The game is easy to figure out with a series of quests meant to train the user on how to tend to their kingdom, Evonycollecting taxes and winning loyalty, all the while defending your peoples from any number of martial incursions. You can build up to ten cities; I prefer just tending the one.

With a quick chat band it is easy to get tips from others that playing the game as well. The modular form of the cities does allow for some variation in the design of your city. You could build a city with three barracks for extra army growth or a city designed for commerce and then you can rule at the always active market place.

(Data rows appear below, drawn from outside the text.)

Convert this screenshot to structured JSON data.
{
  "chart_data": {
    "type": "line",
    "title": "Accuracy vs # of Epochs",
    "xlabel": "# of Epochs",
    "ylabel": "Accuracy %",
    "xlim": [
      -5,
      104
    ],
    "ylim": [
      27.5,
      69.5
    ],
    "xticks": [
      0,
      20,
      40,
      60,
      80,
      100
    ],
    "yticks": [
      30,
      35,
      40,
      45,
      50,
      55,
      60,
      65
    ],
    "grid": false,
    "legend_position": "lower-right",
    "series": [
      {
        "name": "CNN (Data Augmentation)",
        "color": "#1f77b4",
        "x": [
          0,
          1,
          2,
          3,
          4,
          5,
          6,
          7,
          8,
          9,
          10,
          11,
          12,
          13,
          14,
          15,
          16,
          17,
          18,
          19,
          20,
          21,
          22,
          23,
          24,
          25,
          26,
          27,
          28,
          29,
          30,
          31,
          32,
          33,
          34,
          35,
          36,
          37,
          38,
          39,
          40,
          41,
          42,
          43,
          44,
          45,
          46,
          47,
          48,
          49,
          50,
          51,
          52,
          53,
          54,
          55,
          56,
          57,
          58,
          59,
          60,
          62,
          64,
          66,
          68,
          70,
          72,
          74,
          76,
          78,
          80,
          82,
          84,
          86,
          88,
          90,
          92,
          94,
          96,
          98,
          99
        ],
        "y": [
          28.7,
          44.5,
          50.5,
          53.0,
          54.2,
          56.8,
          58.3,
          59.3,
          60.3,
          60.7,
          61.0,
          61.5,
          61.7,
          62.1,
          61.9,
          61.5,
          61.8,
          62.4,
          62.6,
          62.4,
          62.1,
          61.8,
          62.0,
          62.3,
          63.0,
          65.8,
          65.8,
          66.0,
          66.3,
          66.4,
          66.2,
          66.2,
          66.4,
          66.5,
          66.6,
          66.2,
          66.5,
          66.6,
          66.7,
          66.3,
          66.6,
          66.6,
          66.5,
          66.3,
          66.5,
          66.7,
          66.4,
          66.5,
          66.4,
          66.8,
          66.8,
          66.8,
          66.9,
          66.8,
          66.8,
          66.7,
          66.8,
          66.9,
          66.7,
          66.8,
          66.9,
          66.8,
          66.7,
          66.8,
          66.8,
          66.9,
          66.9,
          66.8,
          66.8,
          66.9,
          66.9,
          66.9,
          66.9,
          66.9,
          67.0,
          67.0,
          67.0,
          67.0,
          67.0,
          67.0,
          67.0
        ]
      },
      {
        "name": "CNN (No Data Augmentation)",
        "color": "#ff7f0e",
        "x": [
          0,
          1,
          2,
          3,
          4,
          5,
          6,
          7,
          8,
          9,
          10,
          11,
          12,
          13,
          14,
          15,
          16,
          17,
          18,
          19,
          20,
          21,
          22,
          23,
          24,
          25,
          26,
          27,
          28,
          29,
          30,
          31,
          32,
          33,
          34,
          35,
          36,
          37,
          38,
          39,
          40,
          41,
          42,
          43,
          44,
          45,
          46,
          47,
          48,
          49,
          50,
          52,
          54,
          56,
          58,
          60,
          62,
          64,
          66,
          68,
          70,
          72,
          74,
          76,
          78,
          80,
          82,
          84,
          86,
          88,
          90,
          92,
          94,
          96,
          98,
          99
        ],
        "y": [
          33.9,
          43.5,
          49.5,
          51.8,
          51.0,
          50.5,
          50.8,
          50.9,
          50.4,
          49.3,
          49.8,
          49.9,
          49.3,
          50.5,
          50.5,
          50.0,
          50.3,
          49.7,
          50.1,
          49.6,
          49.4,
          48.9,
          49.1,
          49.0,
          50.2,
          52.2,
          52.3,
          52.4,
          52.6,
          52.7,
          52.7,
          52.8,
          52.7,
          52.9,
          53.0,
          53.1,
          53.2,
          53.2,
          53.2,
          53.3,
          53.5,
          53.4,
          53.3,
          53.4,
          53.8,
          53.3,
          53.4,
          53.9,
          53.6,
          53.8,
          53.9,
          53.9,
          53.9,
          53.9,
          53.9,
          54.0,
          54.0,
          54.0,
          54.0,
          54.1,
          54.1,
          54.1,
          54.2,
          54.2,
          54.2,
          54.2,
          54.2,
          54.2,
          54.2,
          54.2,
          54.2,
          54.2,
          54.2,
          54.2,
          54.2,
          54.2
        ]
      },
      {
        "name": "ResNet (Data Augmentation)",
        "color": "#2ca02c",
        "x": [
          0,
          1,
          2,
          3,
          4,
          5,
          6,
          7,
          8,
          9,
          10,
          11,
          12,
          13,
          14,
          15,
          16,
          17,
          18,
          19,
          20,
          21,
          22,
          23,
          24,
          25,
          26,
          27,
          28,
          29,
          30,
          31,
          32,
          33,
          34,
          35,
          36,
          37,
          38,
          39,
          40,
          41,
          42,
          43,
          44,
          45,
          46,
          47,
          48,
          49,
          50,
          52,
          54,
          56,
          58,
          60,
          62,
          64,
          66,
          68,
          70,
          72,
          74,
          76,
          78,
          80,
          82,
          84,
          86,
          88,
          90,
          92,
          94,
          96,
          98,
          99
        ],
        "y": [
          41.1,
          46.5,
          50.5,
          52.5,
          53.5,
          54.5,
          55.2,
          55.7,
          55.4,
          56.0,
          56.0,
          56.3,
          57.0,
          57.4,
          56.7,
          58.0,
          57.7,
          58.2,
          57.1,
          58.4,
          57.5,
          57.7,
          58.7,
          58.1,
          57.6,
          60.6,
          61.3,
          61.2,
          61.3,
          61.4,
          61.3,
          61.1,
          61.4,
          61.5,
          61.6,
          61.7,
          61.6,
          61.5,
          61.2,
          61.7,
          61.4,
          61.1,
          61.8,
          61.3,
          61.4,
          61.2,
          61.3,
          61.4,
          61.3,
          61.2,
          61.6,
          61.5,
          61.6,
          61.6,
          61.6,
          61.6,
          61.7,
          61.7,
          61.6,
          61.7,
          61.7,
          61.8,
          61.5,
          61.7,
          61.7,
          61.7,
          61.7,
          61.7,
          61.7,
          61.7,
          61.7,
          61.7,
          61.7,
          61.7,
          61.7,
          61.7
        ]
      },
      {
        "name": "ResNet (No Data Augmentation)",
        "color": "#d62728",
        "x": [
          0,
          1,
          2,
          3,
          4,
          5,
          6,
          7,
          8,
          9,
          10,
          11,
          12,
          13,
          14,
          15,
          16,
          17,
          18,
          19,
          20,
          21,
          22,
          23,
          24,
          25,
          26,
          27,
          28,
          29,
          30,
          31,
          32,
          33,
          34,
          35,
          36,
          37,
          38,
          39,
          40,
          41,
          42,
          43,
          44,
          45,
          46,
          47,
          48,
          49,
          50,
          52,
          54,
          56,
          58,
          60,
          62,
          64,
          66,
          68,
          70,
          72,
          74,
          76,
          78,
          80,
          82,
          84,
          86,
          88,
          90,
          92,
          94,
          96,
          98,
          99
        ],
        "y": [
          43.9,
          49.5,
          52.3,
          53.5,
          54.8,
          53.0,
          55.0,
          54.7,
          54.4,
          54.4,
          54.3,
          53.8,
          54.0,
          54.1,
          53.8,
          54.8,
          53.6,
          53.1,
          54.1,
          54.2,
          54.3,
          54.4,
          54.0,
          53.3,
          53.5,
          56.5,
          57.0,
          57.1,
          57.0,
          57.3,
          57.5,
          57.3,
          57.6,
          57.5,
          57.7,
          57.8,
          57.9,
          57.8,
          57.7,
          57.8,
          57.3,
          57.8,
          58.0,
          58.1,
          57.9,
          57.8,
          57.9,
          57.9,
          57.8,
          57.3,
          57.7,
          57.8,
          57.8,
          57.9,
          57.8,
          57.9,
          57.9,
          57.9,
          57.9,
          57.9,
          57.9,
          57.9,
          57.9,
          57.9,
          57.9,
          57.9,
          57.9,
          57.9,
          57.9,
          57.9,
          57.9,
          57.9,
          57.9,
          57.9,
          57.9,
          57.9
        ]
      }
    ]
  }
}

You can hire and fire heroes to lead your people and you can gamble on the wheel of fortune. I just won an iron rake with an amulet I saved up.

The beauty of this game is that if you are the kind of person that is online a lot during the day, all you have to do is favorite it, and all day long you can pop in and out of your little perfect kingdom. In the morning you can start your scholars training in the academy, at coffee break you can start recruiting heroes, at lunch you are building your walls up and at dinner you are appointing a new mayor. By bedtime you are conquering a new city.

This game really does rock for those that are into this sort of thing. I wish more of my friends were. I guess if anyone reads this article, you can come find me in land of Bohemia, ruling over Gotham City, right next to the flag 420.